Yesterday I heard (part) of Tim Michaels, his Wisconsin committee chair try and explain away the "Tax Hike Mike" nickname he got in 10 plus years as Arkansas Governor. His basic logic for a total tax burden increase of 47% in those 10 years was inflation. 'If inflation went up about 4% a year you'd have to increase taxes by that much to keep up' (paraphrased).

Actually, you wouldn't, unless you have zero growth in your states economy over that time, since growth will naturally increase revenue. If that's the case, I'm not sure you would be the person I'd want as President.

Then I read the "Club For Growth" analysis of his record as Governor, and it's not very impressive.

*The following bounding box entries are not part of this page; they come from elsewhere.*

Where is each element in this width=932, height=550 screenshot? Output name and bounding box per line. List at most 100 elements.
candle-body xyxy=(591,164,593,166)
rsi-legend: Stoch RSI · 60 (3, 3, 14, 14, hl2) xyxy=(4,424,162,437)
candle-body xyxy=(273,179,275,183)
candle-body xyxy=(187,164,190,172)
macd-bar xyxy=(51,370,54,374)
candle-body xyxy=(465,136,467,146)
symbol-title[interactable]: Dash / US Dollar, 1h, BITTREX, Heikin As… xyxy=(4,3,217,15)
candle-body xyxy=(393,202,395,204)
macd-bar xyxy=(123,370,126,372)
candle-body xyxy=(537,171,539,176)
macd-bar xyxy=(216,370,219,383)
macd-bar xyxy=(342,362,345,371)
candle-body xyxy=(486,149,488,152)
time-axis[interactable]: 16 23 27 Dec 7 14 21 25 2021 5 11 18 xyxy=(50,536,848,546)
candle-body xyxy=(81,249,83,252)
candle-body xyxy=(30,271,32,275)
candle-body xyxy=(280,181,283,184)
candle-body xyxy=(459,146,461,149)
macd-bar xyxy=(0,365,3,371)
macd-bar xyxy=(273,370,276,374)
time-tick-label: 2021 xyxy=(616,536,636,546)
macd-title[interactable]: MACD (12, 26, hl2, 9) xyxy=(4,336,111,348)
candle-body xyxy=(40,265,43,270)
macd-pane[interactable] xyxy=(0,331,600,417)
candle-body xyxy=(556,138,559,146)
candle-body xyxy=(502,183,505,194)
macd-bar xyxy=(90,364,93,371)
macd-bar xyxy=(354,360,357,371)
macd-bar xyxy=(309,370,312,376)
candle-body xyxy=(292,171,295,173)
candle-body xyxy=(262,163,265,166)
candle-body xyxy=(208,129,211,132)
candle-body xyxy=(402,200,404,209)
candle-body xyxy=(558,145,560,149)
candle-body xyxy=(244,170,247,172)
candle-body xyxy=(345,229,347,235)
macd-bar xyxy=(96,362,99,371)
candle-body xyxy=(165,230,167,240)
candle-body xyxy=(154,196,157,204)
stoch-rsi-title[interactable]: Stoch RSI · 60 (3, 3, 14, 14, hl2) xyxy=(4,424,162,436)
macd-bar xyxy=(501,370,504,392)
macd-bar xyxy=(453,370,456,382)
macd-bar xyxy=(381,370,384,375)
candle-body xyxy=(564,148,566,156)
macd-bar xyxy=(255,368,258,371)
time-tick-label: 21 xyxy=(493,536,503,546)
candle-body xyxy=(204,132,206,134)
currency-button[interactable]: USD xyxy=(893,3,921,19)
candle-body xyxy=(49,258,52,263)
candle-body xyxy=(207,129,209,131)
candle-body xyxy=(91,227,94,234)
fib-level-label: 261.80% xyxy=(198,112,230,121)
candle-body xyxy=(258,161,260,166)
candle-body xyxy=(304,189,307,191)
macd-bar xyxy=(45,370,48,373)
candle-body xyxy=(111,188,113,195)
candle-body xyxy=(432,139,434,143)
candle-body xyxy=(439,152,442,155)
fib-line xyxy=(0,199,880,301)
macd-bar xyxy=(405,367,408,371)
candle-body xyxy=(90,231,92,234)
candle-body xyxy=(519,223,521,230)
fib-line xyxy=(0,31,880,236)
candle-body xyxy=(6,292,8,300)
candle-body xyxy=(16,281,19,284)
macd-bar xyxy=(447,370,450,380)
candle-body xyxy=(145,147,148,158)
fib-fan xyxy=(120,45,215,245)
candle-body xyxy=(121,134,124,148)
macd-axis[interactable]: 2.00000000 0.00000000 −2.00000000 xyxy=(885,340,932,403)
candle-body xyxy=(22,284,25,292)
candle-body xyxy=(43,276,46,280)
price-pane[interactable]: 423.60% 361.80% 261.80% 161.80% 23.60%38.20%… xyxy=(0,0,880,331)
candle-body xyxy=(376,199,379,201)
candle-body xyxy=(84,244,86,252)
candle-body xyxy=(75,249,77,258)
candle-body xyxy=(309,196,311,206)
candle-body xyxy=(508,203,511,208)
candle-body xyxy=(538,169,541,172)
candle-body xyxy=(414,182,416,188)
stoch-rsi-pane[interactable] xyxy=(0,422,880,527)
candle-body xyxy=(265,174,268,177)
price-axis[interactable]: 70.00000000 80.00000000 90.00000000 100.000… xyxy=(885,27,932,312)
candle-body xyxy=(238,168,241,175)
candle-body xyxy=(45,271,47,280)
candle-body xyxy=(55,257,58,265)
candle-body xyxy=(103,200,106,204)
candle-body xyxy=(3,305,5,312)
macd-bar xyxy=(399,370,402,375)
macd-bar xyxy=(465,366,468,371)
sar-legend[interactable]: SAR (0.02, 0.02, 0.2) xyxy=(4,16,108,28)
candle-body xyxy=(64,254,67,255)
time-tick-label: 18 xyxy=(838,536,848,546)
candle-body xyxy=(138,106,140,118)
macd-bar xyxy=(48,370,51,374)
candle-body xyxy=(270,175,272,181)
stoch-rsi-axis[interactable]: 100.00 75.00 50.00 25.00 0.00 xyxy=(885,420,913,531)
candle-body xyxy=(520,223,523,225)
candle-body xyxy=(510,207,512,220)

It shows a guy who either asked for tax hikes, or acquiesced to them with no fight in many cases.

Finally, the flap over his latest ad in Iowa, which is a Christmas message. I could care less about the religious aspect of that commercial; in it there is was appears to be a cross behind him (it is a bookshelf). Some folks have called him on the fact that it sure looks like a cross floating behind him and he's very defensive about it. I find that rather odd, the ad was basically a plug for Jesus, and then Mike runs from the cross, like he's a vampire. It kind of stinks of using the message in Iowa (and South Carolina) to appeal to evangelicals, but running from it's content on the broader stage.

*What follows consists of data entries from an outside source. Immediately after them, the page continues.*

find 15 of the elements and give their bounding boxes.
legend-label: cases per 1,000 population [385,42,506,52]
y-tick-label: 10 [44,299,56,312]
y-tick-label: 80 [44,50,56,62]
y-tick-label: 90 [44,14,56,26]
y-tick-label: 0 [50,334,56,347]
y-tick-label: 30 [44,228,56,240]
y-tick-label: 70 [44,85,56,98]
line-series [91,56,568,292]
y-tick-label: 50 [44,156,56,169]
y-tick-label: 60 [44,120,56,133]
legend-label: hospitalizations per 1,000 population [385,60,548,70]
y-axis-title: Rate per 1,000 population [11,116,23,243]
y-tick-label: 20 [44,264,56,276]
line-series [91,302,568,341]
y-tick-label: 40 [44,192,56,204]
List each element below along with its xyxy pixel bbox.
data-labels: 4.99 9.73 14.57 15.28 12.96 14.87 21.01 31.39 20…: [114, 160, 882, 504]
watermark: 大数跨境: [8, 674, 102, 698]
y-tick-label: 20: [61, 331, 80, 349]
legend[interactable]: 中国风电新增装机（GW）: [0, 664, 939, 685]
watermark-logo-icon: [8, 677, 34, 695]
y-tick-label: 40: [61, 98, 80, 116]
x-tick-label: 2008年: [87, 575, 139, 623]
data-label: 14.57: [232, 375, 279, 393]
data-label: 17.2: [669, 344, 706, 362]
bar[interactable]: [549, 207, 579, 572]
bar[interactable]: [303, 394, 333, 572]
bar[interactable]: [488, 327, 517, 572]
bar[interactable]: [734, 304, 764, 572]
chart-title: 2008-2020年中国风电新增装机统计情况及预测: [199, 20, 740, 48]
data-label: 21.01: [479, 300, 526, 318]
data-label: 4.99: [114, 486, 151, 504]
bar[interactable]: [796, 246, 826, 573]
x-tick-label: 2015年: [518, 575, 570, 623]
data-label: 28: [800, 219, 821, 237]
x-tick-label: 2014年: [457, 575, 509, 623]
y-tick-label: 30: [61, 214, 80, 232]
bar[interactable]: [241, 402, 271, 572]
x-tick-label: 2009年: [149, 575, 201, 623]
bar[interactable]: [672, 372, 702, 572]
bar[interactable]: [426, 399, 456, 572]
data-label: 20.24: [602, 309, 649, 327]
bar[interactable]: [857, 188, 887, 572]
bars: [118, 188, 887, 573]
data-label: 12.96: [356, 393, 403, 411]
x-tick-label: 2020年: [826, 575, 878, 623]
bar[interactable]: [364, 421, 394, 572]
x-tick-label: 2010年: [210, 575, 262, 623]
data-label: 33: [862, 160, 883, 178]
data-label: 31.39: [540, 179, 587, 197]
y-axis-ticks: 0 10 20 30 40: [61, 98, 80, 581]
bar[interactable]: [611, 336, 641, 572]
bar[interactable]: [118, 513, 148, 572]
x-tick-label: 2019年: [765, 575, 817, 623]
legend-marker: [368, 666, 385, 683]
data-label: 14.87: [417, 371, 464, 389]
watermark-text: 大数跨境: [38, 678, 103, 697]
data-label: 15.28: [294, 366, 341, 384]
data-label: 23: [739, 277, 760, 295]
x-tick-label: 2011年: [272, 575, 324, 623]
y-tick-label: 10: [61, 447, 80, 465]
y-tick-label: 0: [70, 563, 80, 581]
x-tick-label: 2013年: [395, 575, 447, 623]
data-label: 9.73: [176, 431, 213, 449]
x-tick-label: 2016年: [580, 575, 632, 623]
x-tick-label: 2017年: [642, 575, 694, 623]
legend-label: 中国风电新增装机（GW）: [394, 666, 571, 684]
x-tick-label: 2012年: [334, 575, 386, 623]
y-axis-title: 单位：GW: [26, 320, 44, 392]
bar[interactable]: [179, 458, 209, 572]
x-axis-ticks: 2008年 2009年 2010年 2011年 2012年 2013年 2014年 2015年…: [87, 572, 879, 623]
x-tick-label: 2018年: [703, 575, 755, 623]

Ron Pauls reaction to the ad, quoting Sinclair Lewis' "when facism comes to America it will be wrapped in the flag and carrying a cross" line cost him any chance of getting me to listen to him on any issue.

Huckabee's lame reaction to Ron Paul, which was to joke that he was blinking morse code messages to evangelicals during the commerical shows how much of a comedian he isn't.

Back to Tim Michaels' interview. The second part of it that got me to laugh was Michaels assertion that evangelical's will bolt if Huckabee isn't on the GOP ticket come November. I can see a number of them staying home if it's Romney/Guliani or Guliani/McCain ticket. However, the idea that they are all going to bolt and vote for the other side is laughable.

Are they all going to suddenly think Hillary Clinton's faith (and social views) are the better choice? Barack Obama's support of abortion on demand will be forgotten? Please, Tim, don't play people for idiots;especially the evangelical base you are trying to swoon; some of them actually smart enough to figure out that even without Huckabee on the ticket the GOP ticket will more likely reflect their overall values than anything on the left.